A neighbor, an old bachelor salesman, asks my wife and I to pick up some lost luggage for him at the airport. His suitcase had been missing for years. My wife and I accept, although we haven’t gotten along with each other for awhile.

We are coming back from our errand, successfully, winding our way through a group of recently-deplaned passengers. Most of them have arrived on an international flight and look like they have not breathed fresh air for days. One woman turns and doubles back against the flow of passengers, towards me, looking like she is about ready to throw up. Reflexively, I raise my sweater toward her mouth, but she shakes her head no.

I am carrying the sweater because what had started off as a cool morning en route to the airport now feels like early spring. My wife bounds on ahead, in a springish mood herself. When I get off the escalator and walk through the concourse, I find that I have completely lost sight of her. But I walk on, carrying old man’s suitcase.

Ahead, a door leads outside. It is the kind of early exit that fools you—it doesn’t lead to the terminal, but out to a surrounding field. Today the door has been propped open, and the light and fresh air streaming in are just too tempting, so I head out, as do several others ahead of me.

Outside, a wide path leads along the tarmac. Some travelers laughingly complain that they now will have a long hike to baggage claim, but this laughing seems like part of a cure. They roll up their sleeves and continue on. I don’t see any signs of my wife ahead, but keep on walking anyway. It is too nice a day to turn back.

Off to the side of the path is a small wetland area. I veer off course a bit, attracted by spring smells. A few lilac bushes bloom by the side of the trail, and I pull off a minute purple sprig and place it into my nostril like snuff. It is so pungent that I am taken aback. I see a pick-up truck rapidly pull away from a creek bank. In the truck bed is a row of shrubs that the driver has uprooted from this public area.

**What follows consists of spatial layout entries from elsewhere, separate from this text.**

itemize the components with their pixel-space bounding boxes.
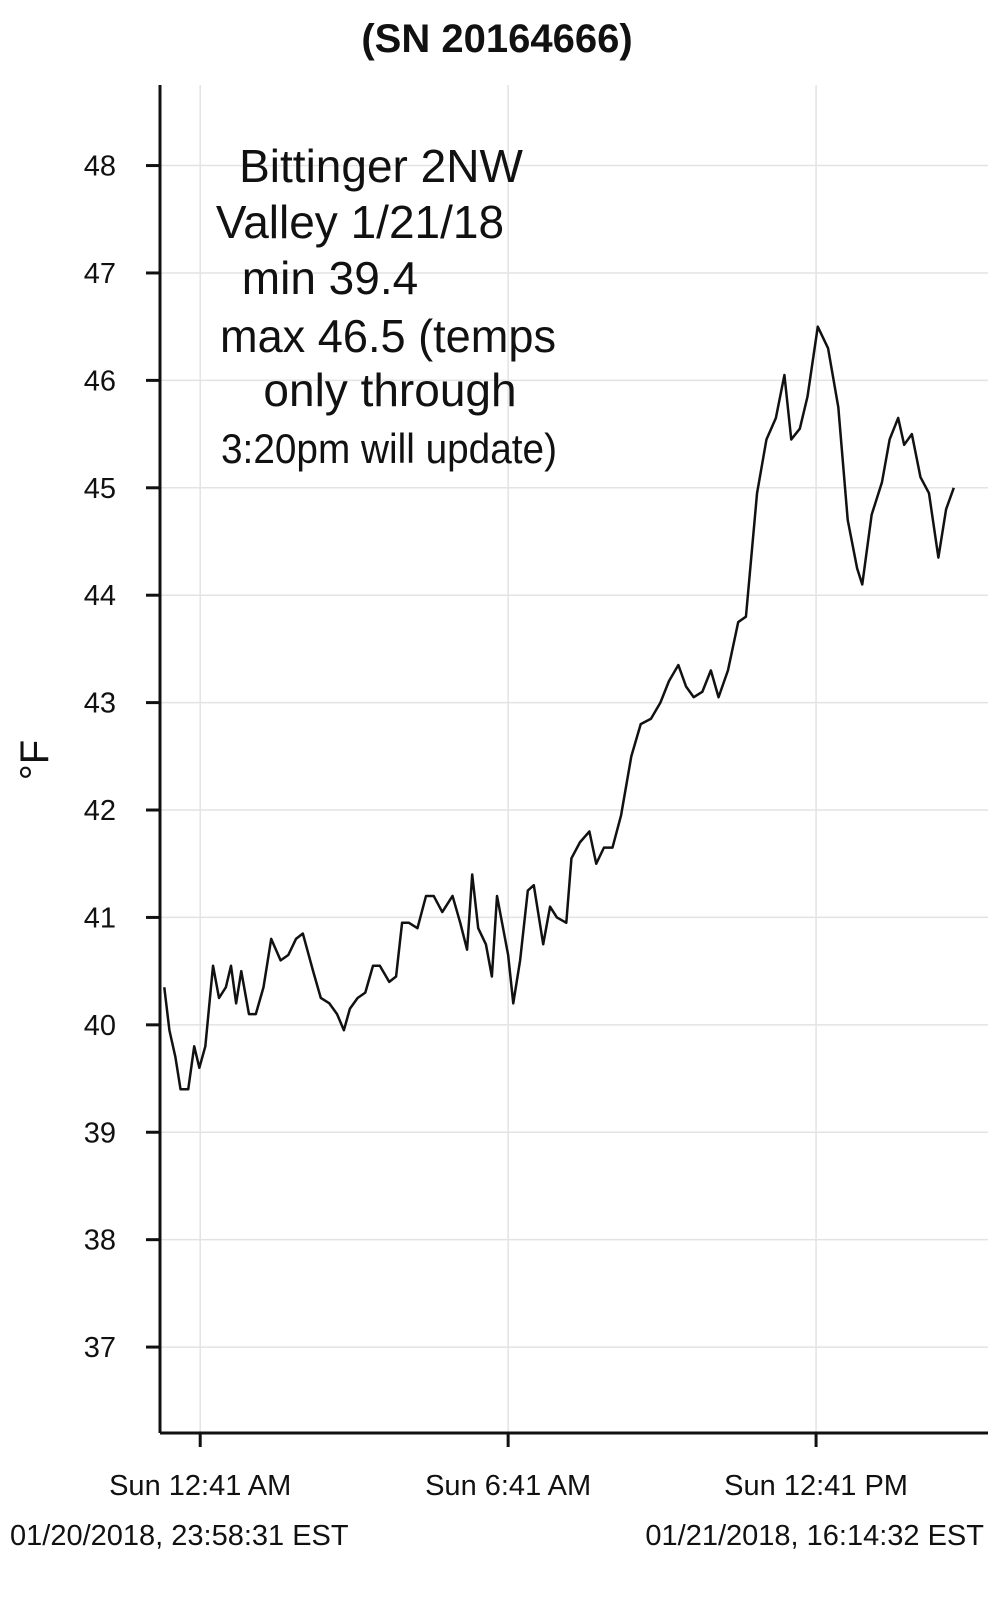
y-tick-label: 43 — [84, 688, 116, 720]
end-time: 01/21/2018, 16:14:32 EST — [645, 1520, 984, 1552]
y-tick-label: 47 — [84, 258, 116, 290]
y-tick-label: 38 — [84, 1225, 116, 1257]
annotation: Valley 1/21/18 — [216, 196, 504, 248]
y-tick-label: 39 — [84, 1117, 116, 1149]
x-tick-label: Sun 12:41 AM — [109, 1470, 291, 1502]
y-tick-label: 48 — [84, 151, 116, 183]
x-tick-label: Sun 12:41 PM — [724, 1470, 908, 1502]
y-tick-label: 41 — [84, 902, 116, 934]
y-tick-label: 40 — [84, 1010, 116, 1042]
annotation: max 46.5 (temps — [220, 310, 556, 362]
y-axis-label: °F — [13, 740, 57, 780]
data-line — [163, 325, 955, 1091]
annotation: Bittinger 2NW — [239, 140, 523, 192]
annotation: 3:20pm will update) — [221, 425, 557, 472]
y-tick-label: 45 — [84, 473, 116, 505]
annotation: min 39.4 — [242, 252, 418, 304]
y-tick-label: 46 — [84, 365, 116, 397]
start-time: 01/20/2018, 23:58:31 EST — [10, 1520, 349, 1552]
plot-area: 37 38 39 40 41 42 43 44 45 46 47 48 Sun 12:41 AM Sun … — [84, 85, 988, 1502]
x-tick-label: Sun 6:41 AM — [425, 1470, 591, 1502]
chart-title: (SN 20164666) — [361, 17, 632, 61]
annotation: only through — [263, 364, 516, 416]
y-tick-label: 42 — [84, 795, 116, 827]
y-tick-label: 37 — [84, 1332, 116, 1364]
y-tick-label: 44 — [84, 580, 116, 612]
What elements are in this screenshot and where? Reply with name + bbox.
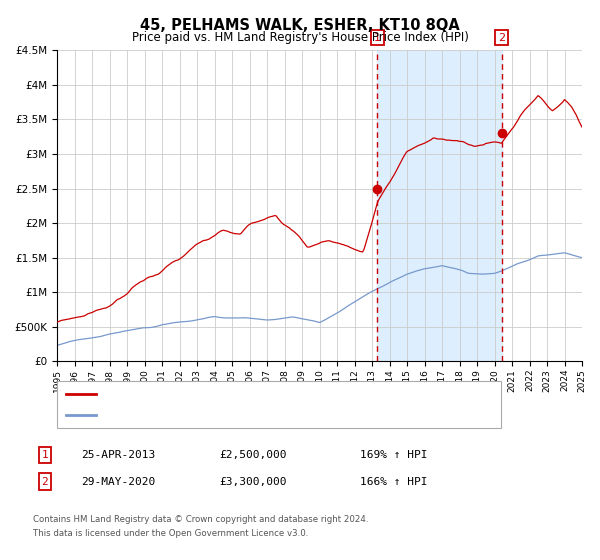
Text: Price paid vs. HM Land Registry's House Price Index (HPI): Price paid vs. HM Land Registry's House …	[131, 31, 469, 44]
Text: This data is licensed under the Open Government Licence v3.0.: This data is licensed under the Open Gov…	[33, 529, 308, 538]
Text: 29-MAY-2020: 29-MAY-2020	[81, 477, 155, 487]
Text: 2: 2	[498, 32, 505, 43]
Text: Contains HM Land Registry data © Crown copyright and database right 2024.: Contains HM Land Registry data © Crown c…	[33, 515, 368, 524]
Text: 25-APR-2013: 25-APR-2013	[81, 450, 155, 460]
Text: 1: 1	[41, 450, 49, 460]
Text: £3,300,000: £3,300,000	[219, 477, 287, 487]
Text: HPI: Average price, detached house, Elmbridge: HPI: Average price, detached house, Elmb…	[100, 410, 346, 420]
Text: 45, PELHAMS WALK, ESHER, KT10 8QA: 45, PELHAMS WALK, ESHER, KT10 8QA	[140, 18, 460, 33]
Text: 1: 1	[374, 32, 381, 43]
Text: 2: 2	[41, 477, 49, 487]
Text: 166% ↑ HPI: 166% ↑ HPI	[360, 477, 427, 487]
Text: £2,500,000: £2,500,000	[219, 450, 287, 460]
Text: 45, PELHAMS WALK, ESHER, KT10 8QA (detached house): 45, PELHAMS WALK, ESHER, KT10 8QA (detac…	[100, 389, 395, 399]
Text: 169% ↑ HPI: 169% ↑ HPI	[360, 450, 427, 460]
Bar	[377, 50, 502, 361]
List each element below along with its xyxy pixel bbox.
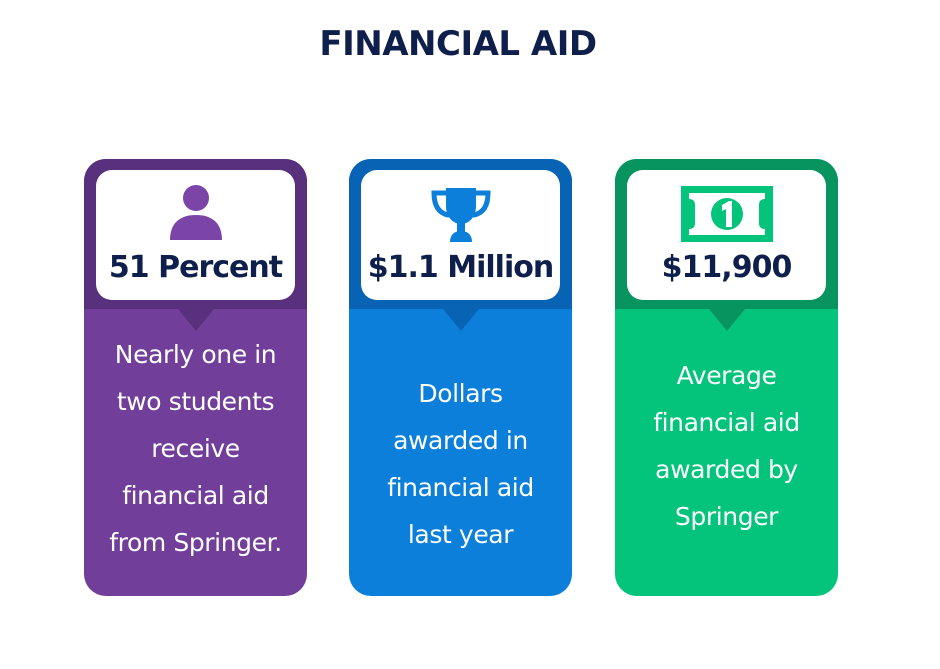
stat-description: Dollars awarded in financial aid last ye…: [387, 379, 534, 549]
stat-description: Average financial aid awarded by Springe…: [653, 361, 800, 531]
person-icon: [169, 185, 222, 240]
card-header: $11,900: [627, 170, 826, 300]
card-header: $1.1 Million: [361, 170, 560, 300]
card-header: 51 Percent: [96, 170, 295, 300]
stat-description: Nearly one in two students receive finan…: [109, 340, 282, 557]
stat-value: 51 Percent: [108, 250, 283, 285]
stat-card-average: $11,900 Average financial aid awarded by…: [615, 159, 838, 596]
dollar-bill-icon: [680, 186, 773, 242]
stat-value: $11,900: [661, 250, 793, 285]
card-pointer: [443, 309, 479, 331]
page-title: FINANCIAL AID: [319, 24, 597, 64]
stat-card-percent: 51 Percent Nearly one in two students re…: [84, 159, 307, 596]
card-pointer: [709, 309, 745, 331]
card-pointer: [178, 309, 214, 331]
trophy-icon: [430, 188, 491, 242]
stat-value: $1.1 Million: [367, 250, 554, 285]
stat-card-million: $1.1 Million Dollars awarded in financia…: [349, 159, 572, 596]
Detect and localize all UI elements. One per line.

The creek current is powerful with spring run-off. I can’t help watching it for awhile though my wife is nowhere in sight. No doubt, she has navigated the airport successfully and is now far ahead of me.

She may feel somewhat guilty for skipping ahead, enough to wait for a reasonable amount of time by the car. Then she will grow impatient and leave me to take the shuttle. I look down at the ancient suitcase, bound with leather straps and covered with stamps from foreign countries. I wonder if I should open it.

sweetening the deal

I send off a very outré piece of fiction to an editor along with a bag of candy (gummy hearts). Both come back to me in the mail. I am more upset that the editor has not sampled the candy than that the submission has come back. I consider shipping back just the candy along with a note saying, Try it. It’s good!

three men on a bus

We stood there holding the bar, reticent. Outside, the scenery changed from urban to rural and then swamp. Still none of us moved to ask the bus driver if we were going the wrong direction. It was my friend Jimmy, my brother, and I. This was a standoff worthy of the Old West.

It turned dark outside. Finally, I could stand no more and drifted toward the front of the bus. I had seen a middle-aged woman get up from her seat near the front to chat with the bus driver and hoped their conversation would reveal our destination. She was anxious about catching her next connection to the city—openly so.

The bus driver told her that the next bus left north for the city in seven minutes. I immediately bowed out of their conversation and snuck back to the boys with this information. Perhaps we had taken the long way on our afternoon’s errand: it no longer mattered. We knew we would never speak of this again.